When the transport layer has data to send, it hands a Transport segment to the Network layer below. The network layer puts the transport segments inside a new IP datagram. IP’s job is to deliver the datagram to the other end.

IP send the datagram to the Link Layer that puts it inside a Link Frame, such as an Ethernet packet and ships it off to the first router.

  • Application layer: stream of data
  • Transport layer: segments of data
  • Network layer: packets of data

3.2 The IP Service Model

image-20210409162645925

The IP service sends Datagrams from end host to end host; it is unreliable, but makes a best-effort to deliver the datagrams. The network maintains no per-flow state associated with the datagrams.

Datagram: The datagram is packet that is routed individually through the network based on the information in its header. —> self-contained

IP DA — IP address of the destination

IP SA — IP source address

3.3 Why is the IP service so simple?

  • Simple, dumb, minimal: Faster, more streamlined and lower cost to build and maintain
  • The end-to-end principle: Where possible, implement features in the end host.
  • Allow a variety of reliable (or unreliable) services to be built on top.
  • Works over any link layer: IP makes very few assumptions about the link layer below.

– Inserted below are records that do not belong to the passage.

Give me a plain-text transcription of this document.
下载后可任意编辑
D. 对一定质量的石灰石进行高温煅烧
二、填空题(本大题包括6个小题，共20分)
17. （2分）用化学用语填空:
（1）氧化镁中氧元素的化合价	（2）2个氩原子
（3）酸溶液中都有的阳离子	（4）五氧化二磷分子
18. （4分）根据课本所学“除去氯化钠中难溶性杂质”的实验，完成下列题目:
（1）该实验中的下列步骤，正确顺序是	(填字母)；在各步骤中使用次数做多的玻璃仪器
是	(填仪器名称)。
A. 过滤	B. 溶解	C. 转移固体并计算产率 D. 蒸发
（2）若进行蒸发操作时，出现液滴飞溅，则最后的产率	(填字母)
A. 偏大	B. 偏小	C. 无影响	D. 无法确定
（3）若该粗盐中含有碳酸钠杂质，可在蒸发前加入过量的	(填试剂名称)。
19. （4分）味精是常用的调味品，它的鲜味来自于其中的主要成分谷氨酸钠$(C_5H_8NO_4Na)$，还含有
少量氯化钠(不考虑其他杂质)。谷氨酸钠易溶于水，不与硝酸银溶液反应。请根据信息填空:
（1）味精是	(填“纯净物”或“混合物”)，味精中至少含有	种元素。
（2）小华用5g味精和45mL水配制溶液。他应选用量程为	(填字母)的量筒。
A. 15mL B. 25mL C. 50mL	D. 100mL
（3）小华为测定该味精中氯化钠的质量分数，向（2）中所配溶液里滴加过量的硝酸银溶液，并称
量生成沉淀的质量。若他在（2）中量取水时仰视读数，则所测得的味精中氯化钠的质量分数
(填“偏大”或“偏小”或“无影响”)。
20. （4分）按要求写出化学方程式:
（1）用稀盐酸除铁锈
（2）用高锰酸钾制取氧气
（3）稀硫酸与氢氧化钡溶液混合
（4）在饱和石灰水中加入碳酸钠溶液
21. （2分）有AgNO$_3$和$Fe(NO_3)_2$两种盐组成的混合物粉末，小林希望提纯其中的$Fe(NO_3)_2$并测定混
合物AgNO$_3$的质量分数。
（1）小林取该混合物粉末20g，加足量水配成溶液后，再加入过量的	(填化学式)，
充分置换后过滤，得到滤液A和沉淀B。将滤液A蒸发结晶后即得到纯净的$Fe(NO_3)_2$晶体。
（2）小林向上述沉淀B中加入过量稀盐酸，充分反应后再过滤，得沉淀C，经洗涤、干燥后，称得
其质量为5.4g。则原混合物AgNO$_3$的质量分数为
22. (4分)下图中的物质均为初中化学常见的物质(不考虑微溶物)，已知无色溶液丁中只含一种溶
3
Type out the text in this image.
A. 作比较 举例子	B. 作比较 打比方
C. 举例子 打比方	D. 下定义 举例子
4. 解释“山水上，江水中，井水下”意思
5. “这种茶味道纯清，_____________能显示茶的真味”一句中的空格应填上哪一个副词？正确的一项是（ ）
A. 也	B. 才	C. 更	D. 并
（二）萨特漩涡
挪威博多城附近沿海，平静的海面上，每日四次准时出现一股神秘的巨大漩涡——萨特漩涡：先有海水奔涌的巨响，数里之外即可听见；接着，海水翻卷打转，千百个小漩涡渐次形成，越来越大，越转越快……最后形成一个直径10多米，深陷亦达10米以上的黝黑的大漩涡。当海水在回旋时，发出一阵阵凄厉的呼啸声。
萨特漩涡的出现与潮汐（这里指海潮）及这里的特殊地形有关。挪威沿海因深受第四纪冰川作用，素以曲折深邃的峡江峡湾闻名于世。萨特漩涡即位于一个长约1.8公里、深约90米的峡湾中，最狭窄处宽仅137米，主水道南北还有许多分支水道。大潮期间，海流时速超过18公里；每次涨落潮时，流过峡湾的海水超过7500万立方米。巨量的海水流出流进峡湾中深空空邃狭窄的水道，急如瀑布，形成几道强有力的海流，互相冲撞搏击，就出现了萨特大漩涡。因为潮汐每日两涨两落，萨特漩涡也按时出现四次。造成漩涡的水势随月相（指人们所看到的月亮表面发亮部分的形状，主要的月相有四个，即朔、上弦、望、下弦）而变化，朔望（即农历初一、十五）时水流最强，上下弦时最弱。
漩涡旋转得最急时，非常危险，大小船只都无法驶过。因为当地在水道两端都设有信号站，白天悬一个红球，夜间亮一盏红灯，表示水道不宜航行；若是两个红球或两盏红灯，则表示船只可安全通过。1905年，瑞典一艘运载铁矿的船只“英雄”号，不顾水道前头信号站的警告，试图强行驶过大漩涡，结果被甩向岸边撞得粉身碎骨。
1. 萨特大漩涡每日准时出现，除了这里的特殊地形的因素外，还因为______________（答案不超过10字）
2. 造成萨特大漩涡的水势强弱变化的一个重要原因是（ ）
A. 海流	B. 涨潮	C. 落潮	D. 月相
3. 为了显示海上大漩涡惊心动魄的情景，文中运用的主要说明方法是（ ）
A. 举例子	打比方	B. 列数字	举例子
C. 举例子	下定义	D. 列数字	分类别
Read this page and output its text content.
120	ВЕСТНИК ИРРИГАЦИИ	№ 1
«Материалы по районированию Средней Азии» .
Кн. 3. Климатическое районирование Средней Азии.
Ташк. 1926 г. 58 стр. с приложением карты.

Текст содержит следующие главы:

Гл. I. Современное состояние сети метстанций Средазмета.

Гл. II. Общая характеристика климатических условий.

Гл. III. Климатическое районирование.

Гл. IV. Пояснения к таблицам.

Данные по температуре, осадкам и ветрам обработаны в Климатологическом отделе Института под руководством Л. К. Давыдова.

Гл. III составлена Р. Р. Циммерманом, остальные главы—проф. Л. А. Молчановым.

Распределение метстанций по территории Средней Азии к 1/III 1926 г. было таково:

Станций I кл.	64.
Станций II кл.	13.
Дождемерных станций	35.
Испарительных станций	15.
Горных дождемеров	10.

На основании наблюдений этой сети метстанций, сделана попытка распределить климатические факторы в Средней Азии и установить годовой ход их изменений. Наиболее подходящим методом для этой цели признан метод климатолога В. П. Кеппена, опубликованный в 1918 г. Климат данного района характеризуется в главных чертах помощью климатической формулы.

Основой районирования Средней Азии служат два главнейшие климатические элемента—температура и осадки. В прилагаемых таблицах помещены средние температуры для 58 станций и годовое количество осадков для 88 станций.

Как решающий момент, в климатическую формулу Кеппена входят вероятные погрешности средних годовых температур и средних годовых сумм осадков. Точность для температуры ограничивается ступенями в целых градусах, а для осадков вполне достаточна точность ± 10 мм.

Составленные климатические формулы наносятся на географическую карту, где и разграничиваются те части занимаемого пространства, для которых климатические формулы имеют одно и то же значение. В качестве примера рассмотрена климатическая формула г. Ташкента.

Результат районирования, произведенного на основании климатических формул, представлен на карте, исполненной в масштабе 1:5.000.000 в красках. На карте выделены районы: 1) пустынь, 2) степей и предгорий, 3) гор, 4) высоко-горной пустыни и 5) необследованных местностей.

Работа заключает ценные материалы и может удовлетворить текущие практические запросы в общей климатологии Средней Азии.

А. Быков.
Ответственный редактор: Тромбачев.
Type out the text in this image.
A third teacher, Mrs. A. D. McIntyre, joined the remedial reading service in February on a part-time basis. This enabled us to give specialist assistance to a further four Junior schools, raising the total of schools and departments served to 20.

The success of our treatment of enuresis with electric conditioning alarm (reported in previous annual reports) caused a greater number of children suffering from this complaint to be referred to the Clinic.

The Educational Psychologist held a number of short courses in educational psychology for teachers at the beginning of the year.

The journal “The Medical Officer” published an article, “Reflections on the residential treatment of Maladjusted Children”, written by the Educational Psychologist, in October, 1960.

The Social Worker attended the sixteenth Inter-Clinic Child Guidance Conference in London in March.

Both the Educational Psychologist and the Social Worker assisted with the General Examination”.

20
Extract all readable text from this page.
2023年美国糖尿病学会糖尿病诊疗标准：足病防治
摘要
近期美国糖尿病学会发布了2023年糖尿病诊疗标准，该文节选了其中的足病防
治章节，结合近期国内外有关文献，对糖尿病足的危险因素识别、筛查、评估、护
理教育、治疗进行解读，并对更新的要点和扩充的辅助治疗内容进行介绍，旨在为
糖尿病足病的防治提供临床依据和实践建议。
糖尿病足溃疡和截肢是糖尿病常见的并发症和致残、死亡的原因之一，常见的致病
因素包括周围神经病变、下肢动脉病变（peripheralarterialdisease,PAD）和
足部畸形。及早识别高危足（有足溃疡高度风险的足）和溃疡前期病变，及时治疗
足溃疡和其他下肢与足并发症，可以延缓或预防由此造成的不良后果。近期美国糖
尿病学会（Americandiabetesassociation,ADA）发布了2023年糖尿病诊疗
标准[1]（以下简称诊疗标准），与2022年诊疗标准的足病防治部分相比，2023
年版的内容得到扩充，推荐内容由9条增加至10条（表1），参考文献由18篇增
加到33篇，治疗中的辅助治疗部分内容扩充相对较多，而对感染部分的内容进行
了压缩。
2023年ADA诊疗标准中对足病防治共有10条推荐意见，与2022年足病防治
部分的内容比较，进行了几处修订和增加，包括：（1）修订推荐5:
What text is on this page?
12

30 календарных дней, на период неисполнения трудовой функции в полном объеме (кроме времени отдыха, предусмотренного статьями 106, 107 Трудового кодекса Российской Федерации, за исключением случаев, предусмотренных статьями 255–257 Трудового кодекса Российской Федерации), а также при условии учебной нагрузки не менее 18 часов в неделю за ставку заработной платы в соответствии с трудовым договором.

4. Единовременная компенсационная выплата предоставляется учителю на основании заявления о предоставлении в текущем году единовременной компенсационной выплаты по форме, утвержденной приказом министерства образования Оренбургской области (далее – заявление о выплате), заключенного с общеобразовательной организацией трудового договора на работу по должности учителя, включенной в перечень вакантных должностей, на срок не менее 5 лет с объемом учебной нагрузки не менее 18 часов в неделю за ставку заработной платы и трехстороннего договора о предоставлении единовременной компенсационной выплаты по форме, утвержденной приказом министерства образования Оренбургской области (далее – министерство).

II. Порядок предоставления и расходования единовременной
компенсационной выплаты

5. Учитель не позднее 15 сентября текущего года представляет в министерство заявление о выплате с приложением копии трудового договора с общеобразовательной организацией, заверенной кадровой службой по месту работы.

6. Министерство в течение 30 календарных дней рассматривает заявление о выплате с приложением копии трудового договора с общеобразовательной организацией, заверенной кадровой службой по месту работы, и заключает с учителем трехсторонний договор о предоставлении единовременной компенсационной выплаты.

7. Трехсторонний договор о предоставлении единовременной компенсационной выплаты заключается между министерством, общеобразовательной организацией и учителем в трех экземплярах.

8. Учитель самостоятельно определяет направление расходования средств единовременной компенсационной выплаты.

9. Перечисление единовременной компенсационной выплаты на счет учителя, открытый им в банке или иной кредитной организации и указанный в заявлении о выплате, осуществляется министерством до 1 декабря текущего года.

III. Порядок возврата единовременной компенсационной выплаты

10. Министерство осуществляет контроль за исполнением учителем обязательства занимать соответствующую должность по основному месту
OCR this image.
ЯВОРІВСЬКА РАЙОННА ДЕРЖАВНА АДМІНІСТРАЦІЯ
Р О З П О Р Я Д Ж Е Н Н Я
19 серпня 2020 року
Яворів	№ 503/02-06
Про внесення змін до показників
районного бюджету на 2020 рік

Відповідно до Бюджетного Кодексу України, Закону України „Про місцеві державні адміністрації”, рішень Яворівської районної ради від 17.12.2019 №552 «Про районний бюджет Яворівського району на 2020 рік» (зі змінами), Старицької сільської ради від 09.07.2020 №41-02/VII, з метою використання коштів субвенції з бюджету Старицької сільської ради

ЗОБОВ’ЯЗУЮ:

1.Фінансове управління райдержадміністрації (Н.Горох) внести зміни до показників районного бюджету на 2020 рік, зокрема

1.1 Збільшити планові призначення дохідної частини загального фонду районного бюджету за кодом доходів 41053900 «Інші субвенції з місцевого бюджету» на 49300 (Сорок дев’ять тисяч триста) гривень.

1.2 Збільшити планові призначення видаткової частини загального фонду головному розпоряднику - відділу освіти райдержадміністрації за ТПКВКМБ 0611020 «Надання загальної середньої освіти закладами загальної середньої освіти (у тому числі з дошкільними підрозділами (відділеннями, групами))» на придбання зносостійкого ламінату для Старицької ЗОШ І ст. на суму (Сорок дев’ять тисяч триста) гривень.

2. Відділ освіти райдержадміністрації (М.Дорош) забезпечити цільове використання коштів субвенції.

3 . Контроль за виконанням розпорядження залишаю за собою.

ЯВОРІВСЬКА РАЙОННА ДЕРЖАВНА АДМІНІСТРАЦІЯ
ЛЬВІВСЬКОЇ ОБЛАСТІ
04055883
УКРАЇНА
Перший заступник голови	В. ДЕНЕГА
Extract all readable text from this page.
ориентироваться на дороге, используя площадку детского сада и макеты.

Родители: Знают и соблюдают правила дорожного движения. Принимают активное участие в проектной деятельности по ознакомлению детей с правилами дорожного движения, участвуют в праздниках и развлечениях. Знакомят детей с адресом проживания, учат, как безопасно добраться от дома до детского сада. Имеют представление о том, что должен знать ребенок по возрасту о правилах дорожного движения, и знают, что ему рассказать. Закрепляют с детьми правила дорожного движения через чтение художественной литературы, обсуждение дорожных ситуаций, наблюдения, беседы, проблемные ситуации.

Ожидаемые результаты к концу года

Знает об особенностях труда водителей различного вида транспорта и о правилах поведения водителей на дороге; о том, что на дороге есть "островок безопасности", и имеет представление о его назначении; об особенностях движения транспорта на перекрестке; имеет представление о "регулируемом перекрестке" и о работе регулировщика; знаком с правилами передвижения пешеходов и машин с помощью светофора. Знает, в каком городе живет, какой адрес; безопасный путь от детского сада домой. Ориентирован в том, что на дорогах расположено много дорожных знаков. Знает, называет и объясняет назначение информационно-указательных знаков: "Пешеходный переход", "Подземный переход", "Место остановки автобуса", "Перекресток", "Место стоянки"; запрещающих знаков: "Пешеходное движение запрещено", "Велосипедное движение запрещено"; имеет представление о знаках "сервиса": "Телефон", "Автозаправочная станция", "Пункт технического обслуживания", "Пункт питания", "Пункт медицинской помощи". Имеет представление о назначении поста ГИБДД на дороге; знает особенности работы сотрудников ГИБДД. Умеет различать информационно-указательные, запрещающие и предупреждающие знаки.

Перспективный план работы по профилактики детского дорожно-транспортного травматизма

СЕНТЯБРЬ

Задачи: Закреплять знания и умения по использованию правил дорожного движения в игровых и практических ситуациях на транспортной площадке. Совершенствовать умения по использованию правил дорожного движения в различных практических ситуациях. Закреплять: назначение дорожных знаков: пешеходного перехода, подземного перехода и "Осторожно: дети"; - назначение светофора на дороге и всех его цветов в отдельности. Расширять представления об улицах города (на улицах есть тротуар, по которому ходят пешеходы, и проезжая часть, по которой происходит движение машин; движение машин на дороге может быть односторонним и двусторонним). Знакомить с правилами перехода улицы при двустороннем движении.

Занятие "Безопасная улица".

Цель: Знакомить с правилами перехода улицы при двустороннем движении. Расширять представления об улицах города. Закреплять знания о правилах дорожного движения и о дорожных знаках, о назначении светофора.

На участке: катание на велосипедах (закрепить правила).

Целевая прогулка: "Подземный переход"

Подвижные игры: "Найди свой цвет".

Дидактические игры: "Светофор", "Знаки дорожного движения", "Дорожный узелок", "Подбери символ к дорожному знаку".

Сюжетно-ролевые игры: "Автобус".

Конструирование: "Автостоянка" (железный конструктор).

3.4 The Detail/features of the IP Service Model

  1. Tries to prevent packets looping forever.
  2. Will fragment packets if they are too long.
  3. Uses a header checksum to reduce chances of delivering datagram to wrong destination.
  4. Allows for new versions of IP (IPv4 — 32 bit address; IPv6 — 125 bit address)
  5. Allows for new options to be added to header.

3.5 IPv4 Datagram

image-20210603232035399
  • Destination IP Address
  • Source IP Address
  • Protocol ID
    • tells what’s inside the data field
    • e.g. 6 -> TCP segments
  • Version
    • the version of IP: IPv4, IPv6
  • Total Packet Length
    • be up 64kBytes
  • Time to Live (TTL)
    • prevent packets looping in the network forever
    • Every router is required to decrement the TTL field
    • If it reaches zero, the router should drop the packet
  • Packet ID & Flags & Fragment Offset
    • help to fragment IP packets into small self-contained packets
  • Type of Service
  • Header Length
  • Checksum
    • a checksum is calculated over the whole header

4. Packet

application: stream of data

transport: segments of data

network: packets of data